もうだいぶ前のことになりますが、「ドミノ倒し」 の番組を見たことがあります。
かなりの日数と人手をかけて 会場一杯に さまざまな仕掛けや工夫を凝らしたドミノのコマを並べてゆく、その過程と 本番のドミノ倒しの様子が描かれていました。
準備の様子が大変そうであればあるほど、本番の見事さに 爽快なカタルシスを覚えるわけですが、暑い季節に ちょっとした微風でもコマが倒れるからと 送風も止めて 汗だくで作業を進めるなど、よくまあ皆さんここまで頑張れるものだと感心するやら驚くやら。
で本番、動き出したドミノは 渦を巻いたりくねったり枝分かれしたりながら、見事な模様を描いたり 奇抜な仕掛けを作動させたりと、まるで生き物のように さまざまなことをやってのけつつ 進んでゆきますが、その一番最初はというと、たったひとつのコマが倒れて 次のコマにぶつかって倒すところからなんですね。
もしも 一番目と二番目の間が開き過ぎていたり、一番目の倒れかかる重みや勢いが足りなかったりして、二番目のが倒れなかったら ハイそれまでよ、長時間の綿密で辛抱強い準備も すべて水の泡、というわけです。
私たちは、ある出来事と そこから派生する感情が 直接つながっていると思いがちです。
が 実際には、出来事と 湧き起こる感情との間に、スイッチとなる ある種のからだの感覚が挟まっていると知り、数年がかりであれこれ試してみて、このからだの感覚が、ドミノ倒しの一個目のコマのようなものだと思うようになりました。
これが 感情のスイッチをぽんと押す前に止めてしまえば、起きたことについて 感情が揺れ動くことはないわけです。

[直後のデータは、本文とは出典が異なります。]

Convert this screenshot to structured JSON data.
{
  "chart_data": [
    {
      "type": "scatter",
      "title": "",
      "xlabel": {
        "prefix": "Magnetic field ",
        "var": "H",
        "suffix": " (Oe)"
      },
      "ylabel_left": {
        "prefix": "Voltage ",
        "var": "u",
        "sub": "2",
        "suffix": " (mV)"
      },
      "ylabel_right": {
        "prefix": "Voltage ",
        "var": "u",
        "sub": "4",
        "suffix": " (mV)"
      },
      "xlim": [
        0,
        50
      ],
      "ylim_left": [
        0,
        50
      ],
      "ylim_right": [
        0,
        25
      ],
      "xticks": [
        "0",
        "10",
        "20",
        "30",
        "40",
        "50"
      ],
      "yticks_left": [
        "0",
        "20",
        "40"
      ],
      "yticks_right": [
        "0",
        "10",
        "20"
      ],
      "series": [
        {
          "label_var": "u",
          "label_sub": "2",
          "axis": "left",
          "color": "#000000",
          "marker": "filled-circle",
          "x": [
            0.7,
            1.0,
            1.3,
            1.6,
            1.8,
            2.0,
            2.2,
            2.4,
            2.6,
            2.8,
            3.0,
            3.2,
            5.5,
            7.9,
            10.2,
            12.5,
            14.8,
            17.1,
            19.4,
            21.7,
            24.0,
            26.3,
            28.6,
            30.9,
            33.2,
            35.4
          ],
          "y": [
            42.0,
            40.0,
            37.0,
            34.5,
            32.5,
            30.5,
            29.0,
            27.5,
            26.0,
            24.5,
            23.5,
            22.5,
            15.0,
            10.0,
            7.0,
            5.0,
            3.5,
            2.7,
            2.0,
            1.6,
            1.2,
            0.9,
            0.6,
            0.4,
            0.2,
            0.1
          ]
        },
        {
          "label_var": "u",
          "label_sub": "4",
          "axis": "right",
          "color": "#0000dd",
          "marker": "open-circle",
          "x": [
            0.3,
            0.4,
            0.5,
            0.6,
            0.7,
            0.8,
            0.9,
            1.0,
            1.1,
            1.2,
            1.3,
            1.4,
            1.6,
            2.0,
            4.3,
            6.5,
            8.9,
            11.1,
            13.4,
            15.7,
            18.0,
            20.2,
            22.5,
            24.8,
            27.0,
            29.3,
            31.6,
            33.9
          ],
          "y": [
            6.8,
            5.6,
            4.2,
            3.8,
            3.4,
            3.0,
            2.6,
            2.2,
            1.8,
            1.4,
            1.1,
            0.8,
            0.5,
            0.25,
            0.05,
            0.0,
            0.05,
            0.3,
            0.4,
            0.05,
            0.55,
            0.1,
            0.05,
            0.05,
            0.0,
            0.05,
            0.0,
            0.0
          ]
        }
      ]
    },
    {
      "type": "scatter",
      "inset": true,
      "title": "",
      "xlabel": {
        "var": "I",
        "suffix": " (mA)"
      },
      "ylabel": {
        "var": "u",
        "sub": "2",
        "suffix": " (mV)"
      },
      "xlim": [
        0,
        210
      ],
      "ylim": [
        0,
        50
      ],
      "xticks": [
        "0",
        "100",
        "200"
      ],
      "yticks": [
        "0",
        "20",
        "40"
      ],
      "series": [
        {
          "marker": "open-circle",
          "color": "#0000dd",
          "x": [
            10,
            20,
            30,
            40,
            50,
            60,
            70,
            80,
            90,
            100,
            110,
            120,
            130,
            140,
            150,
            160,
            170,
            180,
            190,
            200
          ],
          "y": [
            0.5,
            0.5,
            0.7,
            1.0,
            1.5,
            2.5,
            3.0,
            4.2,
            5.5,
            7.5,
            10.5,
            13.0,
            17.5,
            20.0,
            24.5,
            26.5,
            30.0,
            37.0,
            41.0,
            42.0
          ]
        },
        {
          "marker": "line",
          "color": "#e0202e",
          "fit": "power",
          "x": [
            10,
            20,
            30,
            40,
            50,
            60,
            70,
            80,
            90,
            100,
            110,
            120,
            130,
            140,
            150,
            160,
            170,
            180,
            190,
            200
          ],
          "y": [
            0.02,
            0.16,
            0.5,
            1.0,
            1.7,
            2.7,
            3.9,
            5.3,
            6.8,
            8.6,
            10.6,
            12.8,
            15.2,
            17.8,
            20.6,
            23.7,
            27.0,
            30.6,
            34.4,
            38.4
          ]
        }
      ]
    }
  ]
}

盛大に用意された 怒りや愚痴や恨み言の物語も、倒れずに終ったドミノの仕掛けのように 展開されることなく、存在しないも同然となります。
よく 「誰それが私を怒らせた」 とか 「誰それに心を傷つけられた」 などと言いますが、実のところ 怒りも痛みも 他者は関係なく、すべて自作自演のようです。
相手はたまたま うっかり刺激して 一連の回路を目覚めさせてしまっただけであり、負の物語の展開につながる一番目のドミノのコマは 自身の中にあって、倒すか倒さないかは自分次第。
自分でコントロールできるのですから、他者から傷つけられるのどうのこうのということは、実は起こっていないし、起こりえないことなのです。
さらに 観察を重ねた結果、スイッチとなるからだの感覚は、実は 初めてそれを体験したときの記憶の再現だとわかりました。
幼いころ なんらかの出来事から感じた怒りや怖れや痛みが、幼さゆえに消化し切れないまま残っていて、当時を思い出させる出来事が起こると その時のからだの感覚がよみがえり、続いて 怒りや怖れや痛みがそっくりそのまま再現されるのです。
たった今感じていると思っていた怒りや怖れや痛みは、実は遠い遠い昔のこだまに過ぎなかったわけです。
そして、あのとき受け止め切れなかったつらい思いが まだここに残っているよ、そろそろどうにかしたほうがいいよ、と知らせてくれるのです。
からだの感覚を 言葉を介さず感じることで 感情に発展させることなく収めるという話は、これまでさんざん書いてきたので、ここでは省略。
今とにかくお伝えしたいのは、否定的な感情は (準備や練習はいりそうですが) コントロール可能、ということ。
ネガティブなことが起これば ネガティブな氣持ちになるのは当然のこととずっと思い込んでいましたが、出来事と感情をつなぐ ドミノの最初の1コマを倒さずにいられれば、状況いかんに関わらず、平静で前向きな氣持ちを保つことができると知りました。
前例のないことがやたらと起こる エキサイティングでスリリングなこの時代、この最初のコマの扱いに長けることは、大きな力となるような氣がします。